The judge read an extract from the ICTR acquittal decision concerning him - in which it is recalled that his defence argued that the murder of an abbot in the parish church of Nyanza, of which Nsengimana was accused, had in fact been committed by a gendarme or a soldier. Then, faced with the witness's poor memory, he read other extracts in which the involvement of gendarmes in murders was mentioned. Each time, the priest justified himself - "I did not reread the judgment before coming to testify" - and showed his perplexity: "Yes, it reminds me something but I have the impression that there have been additions [to the text].”

For nearly two hours, the accusations against the priest hovered over the hearing, feeding the questions of the president and later the civil parties. Murders of Tutsi clerics, of a pupil who came to seek refuge in his school, leading bloodthirsty armed groups... “I was accused of many things, but the prosecutor could not produce any reliable witness," recalled Nsengimana, "they were only rumours.”

On the defence bench, Altit ended up being irritated that the witness he had called was being tried again. The president replied that he felt it was necessary to assess his credibility. "In this case, I reserve the right to tell the witness not to answer these questions because it is self-incrimination," the lawyer said. “Self-incrimination of what?" the prosecutor Céline Viguier retorted. “He was acquitted!” And the president asked that these untimely interruptions stopped.

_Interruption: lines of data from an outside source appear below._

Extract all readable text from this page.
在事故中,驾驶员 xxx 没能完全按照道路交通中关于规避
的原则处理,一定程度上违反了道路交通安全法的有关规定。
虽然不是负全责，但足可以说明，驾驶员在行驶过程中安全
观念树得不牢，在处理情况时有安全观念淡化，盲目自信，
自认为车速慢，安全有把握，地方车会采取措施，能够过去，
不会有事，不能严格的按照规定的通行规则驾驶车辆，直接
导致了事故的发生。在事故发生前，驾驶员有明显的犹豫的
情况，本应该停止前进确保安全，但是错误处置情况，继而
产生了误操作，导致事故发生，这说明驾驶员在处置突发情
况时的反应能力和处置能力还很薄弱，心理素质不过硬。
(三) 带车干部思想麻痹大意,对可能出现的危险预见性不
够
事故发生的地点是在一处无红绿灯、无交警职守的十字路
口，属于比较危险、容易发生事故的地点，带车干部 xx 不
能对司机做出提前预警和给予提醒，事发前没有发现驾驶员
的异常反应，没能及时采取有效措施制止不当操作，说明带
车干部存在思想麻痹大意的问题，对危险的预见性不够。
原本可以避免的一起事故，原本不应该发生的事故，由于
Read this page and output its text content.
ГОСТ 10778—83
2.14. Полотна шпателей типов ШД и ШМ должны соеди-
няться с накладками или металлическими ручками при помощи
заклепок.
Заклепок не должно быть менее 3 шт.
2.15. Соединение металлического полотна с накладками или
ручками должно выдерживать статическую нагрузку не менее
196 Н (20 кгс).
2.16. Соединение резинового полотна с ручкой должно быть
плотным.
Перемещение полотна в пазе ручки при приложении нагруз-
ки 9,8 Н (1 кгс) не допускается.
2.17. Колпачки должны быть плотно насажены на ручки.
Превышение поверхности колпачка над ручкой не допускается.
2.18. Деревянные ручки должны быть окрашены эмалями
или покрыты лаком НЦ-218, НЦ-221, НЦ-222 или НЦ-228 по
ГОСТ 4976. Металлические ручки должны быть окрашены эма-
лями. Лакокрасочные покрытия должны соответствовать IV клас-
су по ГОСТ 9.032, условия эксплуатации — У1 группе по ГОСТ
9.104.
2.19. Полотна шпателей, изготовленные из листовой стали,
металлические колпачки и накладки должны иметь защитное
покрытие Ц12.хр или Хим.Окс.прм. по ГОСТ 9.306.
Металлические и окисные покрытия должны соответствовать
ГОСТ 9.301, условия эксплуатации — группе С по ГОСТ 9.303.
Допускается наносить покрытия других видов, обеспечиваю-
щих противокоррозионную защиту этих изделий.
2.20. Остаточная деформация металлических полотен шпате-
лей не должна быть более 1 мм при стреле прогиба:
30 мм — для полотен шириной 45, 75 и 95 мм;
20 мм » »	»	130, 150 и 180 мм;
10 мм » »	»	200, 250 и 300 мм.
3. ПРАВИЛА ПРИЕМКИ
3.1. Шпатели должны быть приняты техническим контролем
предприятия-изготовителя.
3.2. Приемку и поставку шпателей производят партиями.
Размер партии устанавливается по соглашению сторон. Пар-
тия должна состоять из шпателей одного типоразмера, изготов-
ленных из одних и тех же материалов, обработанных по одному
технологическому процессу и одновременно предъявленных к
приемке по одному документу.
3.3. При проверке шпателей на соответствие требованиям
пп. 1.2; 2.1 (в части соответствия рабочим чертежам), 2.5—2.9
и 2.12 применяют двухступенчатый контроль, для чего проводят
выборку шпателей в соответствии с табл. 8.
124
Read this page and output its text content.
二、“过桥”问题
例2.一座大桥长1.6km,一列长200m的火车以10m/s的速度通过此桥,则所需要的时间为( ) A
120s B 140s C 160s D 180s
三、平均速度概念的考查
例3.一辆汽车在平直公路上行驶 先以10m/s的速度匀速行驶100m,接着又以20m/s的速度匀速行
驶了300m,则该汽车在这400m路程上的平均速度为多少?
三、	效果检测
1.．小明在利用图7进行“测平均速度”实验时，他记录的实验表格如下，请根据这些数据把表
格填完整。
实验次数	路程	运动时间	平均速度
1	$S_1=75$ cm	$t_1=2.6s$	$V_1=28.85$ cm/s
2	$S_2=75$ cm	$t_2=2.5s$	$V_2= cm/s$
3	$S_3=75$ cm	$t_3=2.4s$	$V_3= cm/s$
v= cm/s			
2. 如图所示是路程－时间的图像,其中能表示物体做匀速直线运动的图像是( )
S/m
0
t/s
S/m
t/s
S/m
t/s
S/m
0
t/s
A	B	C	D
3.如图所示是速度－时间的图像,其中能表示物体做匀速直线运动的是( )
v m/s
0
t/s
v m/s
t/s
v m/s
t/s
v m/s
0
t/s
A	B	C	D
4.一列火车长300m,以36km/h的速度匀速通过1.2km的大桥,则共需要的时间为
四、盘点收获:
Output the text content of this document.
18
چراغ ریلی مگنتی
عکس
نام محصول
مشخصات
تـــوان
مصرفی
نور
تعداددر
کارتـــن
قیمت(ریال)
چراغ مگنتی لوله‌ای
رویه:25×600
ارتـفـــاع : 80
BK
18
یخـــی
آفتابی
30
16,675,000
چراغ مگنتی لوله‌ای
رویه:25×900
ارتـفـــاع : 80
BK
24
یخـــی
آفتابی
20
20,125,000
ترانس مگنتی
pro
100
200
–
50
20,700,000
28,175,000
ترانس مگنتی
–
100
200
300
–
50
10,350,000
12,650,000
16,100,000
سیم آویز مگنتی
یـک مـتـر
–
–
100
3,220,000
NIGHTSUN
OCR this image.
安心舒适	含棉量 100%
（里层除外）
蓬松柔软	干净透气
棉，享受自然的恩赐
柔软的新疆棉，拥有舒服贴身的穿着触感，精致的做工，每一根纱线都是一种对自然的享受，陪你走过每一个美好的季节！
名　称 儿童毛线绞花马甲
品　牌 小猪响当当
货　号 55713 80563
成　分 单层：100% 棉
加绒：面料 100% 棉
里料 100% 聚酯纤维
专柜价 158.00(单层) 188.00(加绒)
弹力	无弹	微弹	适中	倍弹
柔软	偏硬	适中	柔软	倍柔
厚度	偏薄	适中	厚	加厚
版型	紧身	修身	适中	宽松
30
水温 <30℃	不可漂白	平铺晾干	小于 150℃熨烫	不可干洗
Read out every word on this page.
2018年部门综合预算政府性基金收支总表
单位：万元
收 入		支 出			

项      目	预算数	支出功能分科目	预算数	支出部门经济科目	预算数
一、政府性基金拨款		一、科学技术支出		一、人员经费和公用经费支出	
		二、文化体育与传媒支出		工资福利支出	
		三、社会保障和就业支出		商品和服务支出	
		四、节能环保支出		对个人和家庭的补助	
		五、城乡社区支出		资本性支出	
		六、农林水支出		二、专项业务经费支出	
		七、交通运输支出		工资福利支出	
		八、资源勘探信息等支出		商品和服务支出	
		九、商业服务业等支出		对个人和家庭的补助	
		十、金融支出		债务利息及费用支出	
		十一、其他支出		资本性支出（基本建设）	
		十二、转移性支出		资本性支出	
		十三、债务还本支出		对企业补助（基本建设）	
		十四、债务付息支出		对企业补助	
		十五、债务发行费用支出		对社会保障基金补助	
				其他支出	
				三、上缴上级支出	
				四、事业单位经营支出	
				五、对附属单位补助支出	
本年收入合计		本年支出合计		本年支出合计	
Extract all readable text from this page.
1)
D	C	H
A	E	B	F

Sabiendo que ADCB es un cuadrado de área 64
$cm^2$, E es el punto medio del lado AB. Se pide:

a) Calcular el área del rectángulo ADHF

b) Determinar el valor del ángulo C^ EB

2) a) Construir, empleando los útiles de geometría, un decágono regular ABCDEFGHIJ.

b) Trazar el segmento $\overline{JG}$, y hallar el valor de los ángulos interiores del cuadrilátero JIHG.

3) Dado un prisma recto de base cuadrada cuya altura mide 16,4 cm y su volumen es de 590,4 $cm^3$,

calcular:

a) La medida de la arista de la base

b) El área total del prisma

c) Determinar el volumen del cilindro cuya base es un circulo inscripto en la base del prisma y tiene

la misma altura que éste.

"Was there genocide in Rwanda?

When it was the turn of the civil parties, the lawyers tried in turn to find out how Hormisdas Nsengimana could have travelled to Nyanza and as far as Butare to meet his bishop (a Tutsi, according to the priest, who advised him to "stay quiet in his school") without seeing with his own eyes the massacres in progress. "No, I didn't see any victims near the roadblocks, fortunately," replied Nsengimana. But Richard Gisagara, one of the lawyers for the civil parties, asked the same question he had asked the week before to another acquitted ICTR witness, General Augustin Ndindiliyimana: "Was there genocide in Rwanda?

To this, the former chief of staff of the Rwandan gendarmerie, acquitted on appeal in 2014, had replied on May 16: "I cannot deny the genocide since it was recognised by the ICTR. As for me, I think that people died. Hutus died, Tutsis died.” Ndindiliyimana had also insisted on the need to set up roadblocks back in 1994 in order to flush out "infiltrators" of the Rwandan Patriotic Front (RPF), the rebellion that took power in July 1994, ending the genocide. The prosecutor reminded him of the many civilians killed at these checkpoints, and the general replied: "We should have given clearer instructions, but that was not the case.”

On May 22, facing Nsengimana, Mr Gisagara took the offensive again: "You speak of a 'troubled', 'very tense' period; do you recognise today that it was a genocide?” "The question has been decided by the ICTR," said the priest. And when another lawyer for the civil parties repeated the question, the clergyman got angry. "I repeat, the issue has been decided by the ICTR. We're not going back to that!" he exclaimed.

Philippe Hategekimana, sunken in his seat in the dock, then seemed to have been forgotten.